The leaves contain hashes (we'll use Sha256) of the data we'd like to commit to.
Every internal node in the tree is assigned with a string that is a hash of its two children's strings.

Suppose we want to commit to this list of four strings: ["Yes", "Sir", "I Can", "Boogie!"].

The Merkle tree will look something like this:

So node 4 is assigned the hash of the word "Yes", node 5 is assigned the hash of the word "Sir", and so on.

Also, every node $0 < i < 4$ is assigned the hash of the strings assigned to nodes $2i$ and $2i + 1$, concatenated.

The string assigned to the root of the tree (i.e. node #1) is referred to as the commitment.

That is because even the slightest change in the underlying data causes the root to change drastically.

Here's what happens if we omit the exclamation mark from the word "Boogie" (the affected nodes are marked in red):

An even cooler property of Merkle Trees, is that one can prove that a certain string belongs to the underlying data, without exposing the entire data.

Authentication Paths

Suppose I would like to commit to the title of a 1977 song by the Spanish vocal duo Baccara. The title itself is kept a secret (!), but you can ask me about one of the words in the title (well, I put "I" and "Can" in the same leaf... but let's ignore this fine point).

To prove that I won't switch songs half way through our game, I send you the hash from the root node of a Merkle Tree I created.

You now ask me what is the second word in the title, to which I reply "Sir".

To prove that this answer is consistent with the hash I sent you before, I also send you the hashes of nodes 4 and 3. This is called the authentication path of node 5 (which contains the second word from the title).

You can now check that I'm not lying by:

Computing the hash of node 5 yourself (by hashing the word "Sir").
Using that and the hash I gave you of node 4 to compute the hash of node 2.
Using that and the hash I gave you of node 3 to compute the hash of the root node.
Compare the hash you computed with the one I originally sent you, if they match, it means that I didn't switch song in between the time I sent you the initial commitment, and the time I answered you query about the second word in the title.

It is widely believed that given the Sha256 hash of some string $S_0$, it is infeasible to find another string $S_1 \neq S_0$ that has an identical Sha256 hash. This belief means that indeed one could not have changed the underlying data of a Merkle Tree without changing the root node's hash, and thus Merkle Trees can be used as commitment schemes.

Let's See Some Code

Recall that we need this machinery in order to commit to a list of numbers which we dubbed "the witness", and referred to as $p$ in the previous post.

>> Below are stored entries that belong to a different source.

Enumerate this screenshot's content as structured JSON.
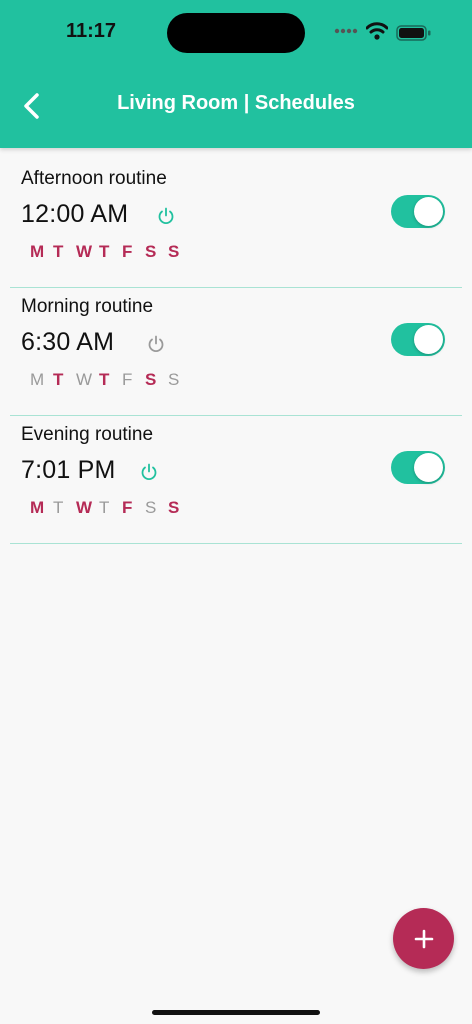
{
  "status_bar": {
    "time": "11:17"
  },
  "header": {
    "title": "Living Room | Schedules"
  },
  "colors": {
    "accent": "#21c19f",
    "day_on": "#b52b56",
    "day_off": "#9a9a9a",
    "fab": "#b52b56"
  },
  "schedules": [
    {
      "name": "Afternoon routine",
      "time": "12:00 AM",
      "power": "on",
      "enabled": true,
      "days": [
        {
          "label": "M",
          "on": true
        },
        {
          "label": "T",
          "on": true
        },
        {
          "label": "W",
          "on": true
        },
        {
          "label": "T",
          "on": true
        },
        {
          "label": "F",
          "on": true
        },
        {
          "label": "S",
          "on": true
        },
        {
          "label": "S",
          "on": true
        }
      ]
    },
    {
      "name": "Morning routine",
      "time": "6:30 AM",
      "power": "off",
      "enabled": true,
      "days": [
        {
          "label": "M",
          "on": false
        },
        {
          "label": "T",
          "on": true
        },
        {
          "label": "W",
          "on": false
        },
        {
          "label": "T",
          "on": true
        },
        {
          "label": "F",
          "on": false
        },
        {
          "label": "S",
          "on": true
        },
        {
          "label": "S",
          "on": false
        }
      ]
    },
    {
      "name": "Evening routine",
      "time": "7:01 PM",
      "power": "on",
      "enabled": true,
      "days": [
        {
          "label": "M",
          "on": true
        },
        {
          "label": "T",
          "on": false
        },
        {
          "label": "W",
          "on": true
        },
        {
          "label": "T",
          "on": false
        },
        {
          "label": "F",
          "on": true
        },
        {
          "label": "S",
          "on": false
        },
        {
          "label": "S",
          "on": true
        }
      ]
    }
  ],
  "fab": {
    "icon": "plus-icon"
  }
}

So we need a simple class with a constructor that gets a list of numbers as input, constructs the necessary Merkle Tree, and allows the user to get the root's hash, and obtain authentication paths for the numbers in the underlying list.

We'll also throw in a function that verifies authentication paths, this function is independent from the class, as this can be done simply by hashing.

Here's a somewhat naive implementation of a Merkle Tree:

import hashlib
from math import log2, ceil

def hash_string(s):
    return hashlib.sha256(s.encode()).hexdigest()

class MerkleTree:
    """
    A naive Merkle tree implementation using SHA256
    """
    def __init__(self, data):
        self.data = data
        next_pow_of_2 = int(2**ceil(log2(len(data))))
        self.data.extend([0] * (next_pow_of_2 - len(data)))
        self.tree = ["" for x in self.data] + \
                    [hash_string(str(x)) for x in self.data]
        for i in range(len(self.data) - 1, 0, -1):
            self.tree[i] = hash_string(self.tree[i * 2] + self.tree[i * 2 + 1])

    def get_root(self):
        return self.tree[1]

    def get_val_and_path(self, id):
        val = self.data[id]
        auth_path = []
        id = id + len(self.data)
        while id > 1:
            auth_path += [self.tree[id ^ 1]]
            id = id // 2
        return val, auth_path

def verify_merkle_path(root, data_size, value_id, value, path):
    cur = hash_string(str(value))
    tree_node_id = value_id + int(2**ceil(log2(data_size)))
    for sibling in path:
        assert tree_node_id > 1
        if tree_node_id % 2 == 0:
            cur = hash_string(cur + sibling)
        else:
            cur = hash_string(sibling + cur)
        tree_node_id = tree_node_id // 2
    assert tree_node_id == 1
    return root == cur

A few things to note:

It being a binary tree, we extend the underlying data to the next power of 2 (by padding with 0s) for it to match the number of leaves of a full binary tree.
We store the root of the tree at index 1 and not 0, and its children at 2 and 3 and so on. This is just so that the indexing will be convenient, and the children of node $i$ will always be $2i$ and $2i + 1$.
This is far from optimal, because for our purposes (a blog post) clarity and brevity are more important.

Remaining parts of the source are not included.